The primary endpoint was time to pericarditis recurrence, but the median time to first pericarditis recurrence in the rilonacept group could not be calculated because there were so few recurrent events, Klein said. The median time to first pericarditis recurrence was 8.6 weeks (HR = 0.04; 95% CI, 0.01-0.18; log-rank P < .0001).
During the study period, 6.7% of patients in the rilonacept group had a pericarditis recurrence compared with 74.2% of those in the placebo group, Klein said.
There were no deaths or drug-related serious adverse events in the rilonacept group, he said.

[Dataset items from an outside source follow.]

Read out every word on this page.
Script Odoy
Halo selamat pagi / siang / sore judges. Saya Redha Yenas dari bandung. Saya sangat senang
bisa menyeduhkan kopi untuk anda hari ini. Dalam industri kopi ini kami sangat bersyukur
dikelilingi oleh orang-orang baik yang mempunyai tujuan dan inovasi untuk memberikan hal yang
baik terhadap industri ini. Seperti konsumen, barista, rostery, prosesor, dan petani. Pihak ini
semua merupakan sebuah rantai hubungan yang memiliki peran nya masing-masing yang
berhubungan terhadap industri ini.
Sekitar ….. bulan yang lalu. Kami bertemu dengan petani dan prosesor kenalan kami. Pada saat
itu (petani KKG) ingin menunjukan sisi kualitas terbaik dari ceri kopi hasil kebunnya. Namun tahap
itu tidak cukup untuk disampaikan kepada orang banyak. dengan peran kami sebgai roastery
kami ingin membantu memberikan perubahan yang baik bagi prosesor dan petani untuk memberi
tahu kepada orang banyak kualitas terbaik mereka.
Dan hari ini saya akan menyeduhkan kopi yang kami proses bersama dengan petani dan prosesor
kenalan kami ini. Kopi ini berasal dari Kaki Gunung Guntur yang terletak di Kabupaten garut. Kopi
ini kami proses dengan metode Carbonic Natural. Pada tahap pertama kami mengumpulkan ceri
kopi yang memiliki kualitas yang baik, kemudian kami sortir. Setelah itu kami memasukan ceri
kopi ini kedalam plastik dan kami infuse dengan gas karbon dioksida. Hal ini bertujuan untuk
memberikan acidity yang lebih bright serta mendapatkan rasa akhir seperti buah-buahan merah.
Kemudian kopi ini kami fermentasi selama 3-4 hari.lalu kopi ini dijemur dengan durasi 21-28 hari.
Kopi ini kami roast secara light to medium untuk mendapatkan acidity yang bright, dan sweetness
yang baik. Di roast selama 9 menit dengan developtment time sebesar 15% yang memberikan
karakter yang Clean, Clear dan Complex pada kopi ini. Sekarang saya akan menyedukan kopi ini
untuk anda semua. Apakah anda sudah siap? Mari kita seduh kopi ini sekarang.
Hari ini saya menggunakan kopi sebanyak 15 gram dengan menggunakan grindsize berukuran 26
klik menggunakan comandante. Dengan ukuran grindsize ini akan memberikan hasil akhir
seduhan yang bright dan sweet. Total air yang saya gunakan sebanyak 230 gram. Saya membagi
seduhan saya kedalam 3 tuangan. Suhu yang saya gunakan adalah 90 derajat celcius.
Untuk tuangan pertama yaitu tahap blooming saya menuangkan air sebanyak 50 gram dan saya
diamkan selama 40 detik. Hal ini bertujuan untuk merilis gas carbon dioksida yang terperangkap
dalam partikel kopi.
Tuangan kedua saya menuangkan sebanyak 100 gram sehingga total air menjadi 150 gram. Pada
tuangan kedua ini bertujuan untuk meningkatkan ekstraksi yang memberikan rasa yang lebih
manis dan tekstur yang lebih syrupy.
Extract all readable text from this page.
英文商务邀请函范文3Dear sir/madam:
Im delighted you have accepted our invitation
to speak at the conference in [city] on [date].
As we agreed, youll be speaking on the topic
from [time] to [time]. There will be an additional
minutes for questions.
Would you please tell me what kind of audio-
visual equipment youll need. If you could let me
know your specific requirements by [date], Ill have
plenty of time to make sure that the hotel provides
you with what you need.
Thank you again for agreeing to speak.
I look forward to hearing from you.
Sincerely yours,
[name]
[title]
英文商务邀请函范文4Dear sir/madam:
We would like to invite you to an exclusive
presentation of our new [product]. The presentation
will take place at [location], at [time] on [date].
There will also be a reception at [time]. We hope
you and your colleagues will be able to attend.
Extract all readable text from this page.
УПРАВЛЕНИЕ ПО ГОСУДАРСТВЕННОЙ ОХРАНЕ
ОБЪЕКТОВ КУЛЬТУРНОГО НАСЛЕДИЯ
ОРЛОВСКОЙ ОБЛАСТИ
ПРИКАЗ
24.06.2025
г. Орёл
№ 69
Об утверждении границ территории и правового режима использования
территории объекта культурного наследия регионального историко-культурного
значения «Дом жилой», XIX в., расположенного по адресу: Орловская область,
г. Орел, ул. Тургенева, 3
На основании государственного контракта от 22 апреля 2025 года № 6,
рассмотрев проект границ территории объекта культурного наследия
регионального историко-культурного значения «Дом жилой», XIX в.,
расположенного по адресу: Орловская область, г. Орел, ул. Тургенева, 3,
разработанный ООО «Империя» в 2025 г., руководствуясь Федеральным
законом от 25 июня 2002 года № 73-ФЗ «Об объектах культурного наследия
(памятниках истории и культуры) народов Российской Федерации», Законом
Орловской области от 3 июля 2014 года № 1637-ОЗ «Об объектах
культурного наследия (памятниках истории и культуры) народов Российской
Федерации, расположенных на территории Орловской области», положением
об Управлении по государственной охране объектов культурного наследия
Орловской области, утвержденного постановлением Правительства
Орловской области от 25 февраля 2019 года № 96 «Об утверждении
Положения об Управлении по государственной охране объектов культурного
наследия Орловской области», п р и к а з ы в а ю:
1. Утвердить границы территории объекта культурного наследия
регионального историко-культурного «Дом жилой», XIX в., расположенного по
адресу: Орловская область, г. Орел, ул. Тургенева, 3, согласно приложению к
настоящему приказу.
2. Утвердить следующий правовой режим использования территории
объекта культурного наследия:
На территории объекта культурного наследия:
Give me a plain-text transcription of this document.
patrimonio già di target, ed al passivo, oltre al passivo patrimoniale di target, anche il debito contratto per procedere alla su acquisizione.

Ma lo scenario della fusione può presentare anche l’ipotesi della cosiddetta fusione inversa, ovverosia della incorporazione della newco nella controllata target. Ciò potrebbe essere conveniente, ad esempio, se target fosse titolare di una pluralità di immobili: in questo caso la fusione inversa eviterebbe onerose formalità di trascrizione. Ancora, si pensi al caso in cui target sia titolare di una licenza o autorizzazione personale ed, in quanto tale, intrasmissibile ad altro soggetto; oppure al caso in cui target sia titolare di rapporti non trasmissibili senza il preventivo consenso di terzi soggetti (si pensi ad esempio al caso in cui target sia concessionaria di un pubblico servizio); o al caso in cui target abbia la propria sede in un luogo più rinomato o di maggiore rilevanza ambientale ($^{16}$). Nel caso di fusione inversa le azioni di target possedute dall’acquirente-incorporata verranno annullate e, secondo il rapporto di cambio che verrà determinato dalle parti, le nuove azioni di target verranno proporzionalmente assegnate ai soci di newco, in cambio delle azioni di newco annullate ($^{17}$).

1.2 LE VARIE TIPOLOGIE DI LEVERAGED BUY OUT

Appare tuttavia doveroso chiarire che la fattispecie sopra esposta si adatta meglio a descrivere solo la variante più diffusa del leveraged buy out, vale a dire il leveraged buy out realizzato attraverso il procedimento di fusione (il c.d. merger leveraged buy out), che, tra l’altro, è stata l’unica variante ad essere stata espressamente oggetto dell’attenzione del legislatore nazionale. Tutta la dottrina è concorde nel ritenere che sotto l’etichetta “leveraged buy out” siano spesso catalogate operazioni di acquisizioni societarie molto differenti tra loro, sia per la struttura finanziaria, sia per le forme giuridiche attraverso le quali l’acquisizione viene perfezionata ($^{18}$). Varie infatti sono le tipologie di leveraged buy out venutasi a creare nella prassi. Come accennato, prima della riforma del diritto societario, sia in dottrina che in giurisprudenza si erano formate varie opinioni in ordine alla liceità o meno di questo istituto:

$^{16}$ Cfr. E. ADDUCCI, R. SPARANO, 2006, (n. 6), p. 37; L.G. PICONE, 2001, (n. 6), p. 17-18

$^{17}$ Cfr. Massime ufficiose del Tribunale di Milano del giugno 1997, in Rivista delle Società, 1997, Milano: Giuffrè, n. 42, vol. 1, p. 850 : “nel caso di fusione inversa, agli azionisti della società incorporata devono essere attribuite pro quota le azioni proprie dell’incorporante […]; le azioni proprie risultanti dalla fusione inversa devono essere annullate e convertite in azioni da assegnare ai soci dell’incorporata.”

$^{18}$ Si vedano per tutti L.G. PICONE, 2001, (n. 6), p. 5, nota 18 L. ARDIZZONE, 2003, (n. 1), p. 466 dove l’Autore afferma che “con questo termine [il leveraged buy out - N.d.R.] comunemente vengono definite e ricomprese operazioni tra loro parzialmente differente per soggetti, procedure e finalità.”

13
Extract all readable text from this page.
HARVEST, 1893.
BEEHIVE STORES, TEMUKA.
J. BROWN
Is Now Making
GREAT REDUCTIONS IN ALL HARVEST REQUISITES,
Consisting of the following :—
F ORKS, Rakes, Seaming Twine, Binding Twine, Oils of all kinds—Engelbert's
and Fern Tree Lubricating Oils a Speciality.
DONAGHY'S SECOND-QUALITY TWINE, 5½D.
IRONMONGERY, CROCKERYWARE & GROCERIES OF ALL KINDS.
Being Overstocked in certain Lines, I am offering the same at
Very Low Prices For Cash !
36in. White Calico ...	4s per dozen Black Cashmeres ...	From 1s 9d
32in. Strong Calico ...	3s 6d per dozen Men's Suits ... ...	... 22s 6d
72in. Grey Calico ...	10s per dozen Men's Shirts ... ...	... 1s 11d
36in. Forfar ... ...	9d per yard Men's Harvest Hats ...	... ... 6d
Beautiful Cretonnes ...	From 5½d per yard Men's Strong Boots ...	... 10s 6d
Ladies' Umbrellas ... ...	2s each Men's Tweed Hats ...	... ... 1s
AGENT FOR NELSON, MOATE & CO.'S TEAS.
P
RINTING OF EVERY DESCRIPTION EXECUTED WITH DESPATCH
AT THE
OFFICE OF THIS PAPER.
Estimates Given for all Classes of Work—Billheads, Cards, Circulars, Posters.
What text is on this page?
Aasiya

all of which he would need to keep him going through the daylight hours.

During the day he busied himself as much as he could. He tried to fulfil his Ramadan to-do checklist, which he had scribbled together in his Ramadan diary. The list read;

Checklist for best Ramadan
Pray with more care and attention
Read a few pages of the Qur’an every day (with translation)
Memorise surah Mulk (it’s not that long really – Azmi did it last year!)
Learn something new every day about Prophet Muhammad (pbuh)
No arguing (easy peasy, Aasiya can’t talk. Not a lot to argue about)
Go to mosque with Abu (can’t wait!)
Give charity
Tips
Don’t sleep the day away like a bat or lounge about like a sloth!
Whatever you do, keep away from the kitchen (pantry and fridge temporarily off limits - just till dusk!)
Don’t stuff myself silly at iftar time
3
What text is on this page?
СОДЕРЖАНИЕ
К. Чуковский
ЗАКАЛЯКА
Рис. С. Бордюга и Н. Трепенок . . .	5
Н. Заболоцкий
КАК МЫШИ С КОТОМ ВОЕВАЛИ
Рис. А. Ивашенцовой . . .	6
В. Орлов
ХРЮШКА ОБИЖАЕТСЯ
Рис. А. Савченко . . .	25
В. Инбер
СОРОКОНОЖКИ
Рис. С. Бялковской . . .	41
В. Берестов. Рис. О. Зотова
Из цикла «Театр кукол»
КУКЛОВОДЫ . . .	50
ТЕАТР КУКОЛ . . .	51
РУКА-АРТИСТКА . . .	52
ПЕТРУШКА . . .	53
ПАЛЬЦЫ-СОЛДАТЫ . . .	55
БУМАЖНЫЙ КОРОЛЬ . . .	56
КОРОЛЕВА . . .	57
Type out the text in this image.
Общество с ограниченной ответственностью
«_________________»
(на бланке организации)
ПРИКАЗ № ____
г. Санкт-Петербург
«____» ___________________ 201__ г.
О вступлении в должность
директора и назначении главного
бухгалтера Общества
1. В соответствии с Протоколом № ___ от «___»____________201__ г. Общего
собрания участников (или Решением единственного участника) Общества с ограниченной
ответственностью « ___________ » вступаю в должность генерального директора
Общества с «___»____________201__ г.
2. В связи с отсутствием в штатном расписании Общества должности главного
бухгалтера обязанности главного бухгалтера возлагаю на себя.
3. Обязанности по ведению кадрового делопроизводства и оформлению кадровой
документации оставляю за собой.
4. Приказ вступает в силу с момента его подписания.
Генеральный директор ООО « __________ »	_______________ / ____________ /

“These data represent a robust treatment response to rilonacept,” Klein said. “These data could represent a paradigm shift, in that rilonacept not only provided a steroid-sparing option to half of the study population who were on steroids at study entry, but potentially obviated the need for initiation of steroids in patients experiencing recurrence despite colchicine.”
In a discussion following the presentation, Brendan M. Everett, MD, MPH, FACC, associate professor of medicine at Brigham and Woman’s Hospital and Harvard Medical School, said, “It appears that rilonacept is remarkably beneficial for those patients who can tolerate it, and one wonders whether or not it’s best-suited to replace corticosteroids as second-line therapy in the management of pericarditis.”